Note: RSU market values above are based on $2.31 closing price as of 12/31/2024 .

Employment Terms

ProvisionTerms
EmploymentEmployment letters with no specific term; at-will; standard confidential information/invention assignment and arbitration agreement
Severance Plan (non-CIC)If terminated without cause or for good reason outside CIC period: 9 months base salary continuation and up to 9 months COBRA premiums
Severance Plan (within CIC period)If terminated without cause or for good reason within CIC period (3 months before to 1 year after CIC): 12 months base salary, 100% target bonus, up to 12 months COBRA, and 100% acceleration of time-based equity awards
Cause / Good Reason definitionsAs detailed: cause includes failure to perform, fraud, law violations, breaches, felony/moral turpitude, willful misconduct; good reason includes material salary reduction, material relocation, or material reduction in authority; notice and cure periods apply
Illustrative Severance (Non-CIC)As of 12/31/2023: Salary severance $382,500; COBRA $30,174; Total $412,674
Illustrative Severance (CIC double-trigger)As of 12/31/2022: Salary $430,830; Bonus $172,332; COBRA $35,282; Equity acceleration $2,624,633; Total $3,263,077
ClawbackNasdaq/SEC-compliant clawback policy adopted 11/14/2023; applies to Covered Executives; non-discretionary application; Section 304 (SOX) also applicable to CEO/CFO
Hedging/PledgingProhibited by policy
Ownership GuidelinesNone currently for named executive officers

Investment Implications

  • Alignment and Incentives: Horn’s cash incentives are fully tied to corporate performance (100% corporate in 2022–2024), with target bonus increased to 55% upon promotion to President; long-term incentives emphasize options with market conditions and time-based RSUs, aligning upside with shareholder returns while supporting retention .
  • Vesting and Potential Selling Pressure: RSUs vest annually on or around 2/15 each year (2023 grant starting 2/15/2024; 2024 grants starting 2/15/2025), creating predictable supply; performance options require sustained stock-price hurdles (average over 20 trading days) before vesting, limiting immediate liquidity and tying realizable value to price performance .
  • Retention Risk and Repricing Signal: The October 2024 option repricing (to $2.00) across 1,140,454 Horn-held option shares revitalizes incentive value and includes a Retention Period through April 2026 that discourages early exercise by requiring original strike if exercised early—mitigating attrition risk but raising governance sensitivity to option modifications and incremental fair-value expense .
  • Ownership and Governance: Hedging/pledging are prohibited (positive for alignment), but absence of formal ownership guidelines may reduce enforceable skin-in-the-game targets; 2025 beneficial ownership shows <1% for Horn, with prior years reflecting larger positions including options near-term exercisability .
  • Change-in-Control Economics: Double-trigger CIC benefits (salary, target bonus, COBRA, and acceleration of time-based awards) provide security and could influence transaction incentives; illustrative CIC totals were meaningful in 2022 context, including equity acceleration .

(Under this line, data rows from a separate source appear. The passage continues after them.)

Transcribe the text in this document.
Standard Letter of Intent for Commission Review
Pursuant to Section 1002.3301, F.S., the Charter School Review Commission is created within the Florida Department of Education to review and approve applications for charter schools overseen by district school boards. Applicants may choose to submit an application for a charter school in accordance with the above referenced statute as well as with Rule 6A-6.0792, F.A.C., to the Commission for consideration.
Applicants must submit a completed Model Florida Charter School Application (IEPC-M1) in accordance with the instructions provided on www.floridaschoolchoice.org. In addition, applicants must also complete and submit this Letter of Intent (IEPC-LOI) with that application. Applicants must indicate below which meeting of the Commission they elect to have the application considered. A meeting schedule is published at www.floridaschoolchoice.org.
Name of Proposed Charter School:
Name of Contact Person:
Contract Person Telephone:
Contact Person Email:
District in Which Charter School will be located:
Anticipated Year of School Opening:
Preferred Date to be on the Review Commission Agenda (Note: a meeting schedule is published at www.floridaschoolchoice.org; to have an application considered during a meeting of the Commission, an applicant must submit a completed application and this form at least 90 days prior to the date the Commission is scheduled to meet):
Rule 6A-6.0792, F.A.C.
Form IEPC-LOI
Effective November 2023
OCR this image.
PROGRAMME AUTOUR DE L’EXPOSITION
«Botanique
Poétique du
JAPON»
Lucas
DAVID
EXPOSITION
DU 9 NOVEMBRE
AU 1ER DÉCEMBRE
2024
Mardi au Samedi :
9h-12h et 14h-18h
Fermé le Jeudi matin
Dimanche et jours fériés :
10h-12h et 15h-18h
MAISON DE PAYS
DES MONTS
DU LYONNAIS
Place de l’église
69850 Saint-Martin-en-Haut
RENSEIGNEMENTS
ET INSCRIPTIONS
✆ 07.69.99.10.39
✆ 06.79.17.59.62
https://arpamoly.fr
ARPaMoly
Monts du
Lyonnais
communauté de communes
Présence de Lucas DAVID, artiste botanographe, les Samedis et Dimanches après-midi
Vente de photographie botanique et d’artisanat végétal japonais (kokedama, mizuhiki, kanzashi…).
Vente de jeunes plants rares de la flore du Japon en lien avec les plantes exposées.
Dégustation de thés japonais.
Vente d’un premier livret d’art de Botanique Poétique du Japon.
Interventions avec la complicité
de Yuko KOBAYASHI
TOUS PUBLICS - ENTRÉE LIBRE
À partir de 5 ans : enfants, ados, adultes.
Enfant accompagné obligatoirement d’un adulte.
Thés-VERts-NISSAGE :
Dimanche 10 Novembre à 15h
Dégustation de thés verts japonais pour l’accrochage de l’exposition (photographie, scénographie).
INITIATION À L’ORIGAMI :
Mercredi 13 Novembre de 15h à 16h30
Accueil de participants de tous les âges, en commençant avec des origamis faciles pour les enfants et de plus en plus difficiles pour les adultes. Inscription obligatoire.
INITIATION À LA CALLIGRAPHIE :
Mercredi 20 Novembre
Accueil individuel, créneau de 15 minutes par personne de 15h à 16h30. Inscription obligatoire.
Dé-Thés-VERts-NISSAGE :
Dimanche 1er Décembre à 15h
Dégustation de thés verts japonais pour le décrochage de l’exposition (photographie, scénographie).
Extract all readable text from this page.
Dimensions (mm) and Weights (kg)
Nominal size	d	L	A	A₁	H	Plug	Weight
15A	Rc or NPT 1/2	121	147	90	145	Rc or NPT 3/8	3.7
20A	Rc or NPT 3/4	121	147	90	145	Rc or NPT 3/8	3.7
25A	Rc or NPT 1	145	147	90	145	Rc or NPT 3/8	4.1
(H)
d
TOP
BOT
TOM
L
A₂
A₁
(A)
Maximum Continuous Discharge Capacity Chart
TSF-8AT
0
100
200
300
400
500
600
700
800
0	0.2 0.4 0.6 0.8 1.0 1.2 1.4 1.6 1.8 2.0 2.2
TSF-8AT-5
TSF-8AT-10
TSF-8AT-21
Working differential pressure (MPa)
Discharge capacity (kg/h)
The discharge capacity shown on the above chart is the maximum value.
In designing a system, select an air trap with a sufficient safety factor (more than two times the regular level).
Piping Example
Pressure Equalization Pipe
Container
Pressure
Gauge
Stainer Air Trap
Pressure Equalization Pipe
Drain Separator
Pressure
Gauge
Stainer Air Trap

Overall, Horn’s pay program balances near-term performance focus (100% corporate bonus weighting) with long-dated equity requiring price hurdles, while the 2024 repricing and supplemental grants indicate the board prioritized retention in a challenged equity environment. The vesting cadence suggests seasonal supply around February, and performance-option hurdles create an embedded call on Seer’s stock recovery.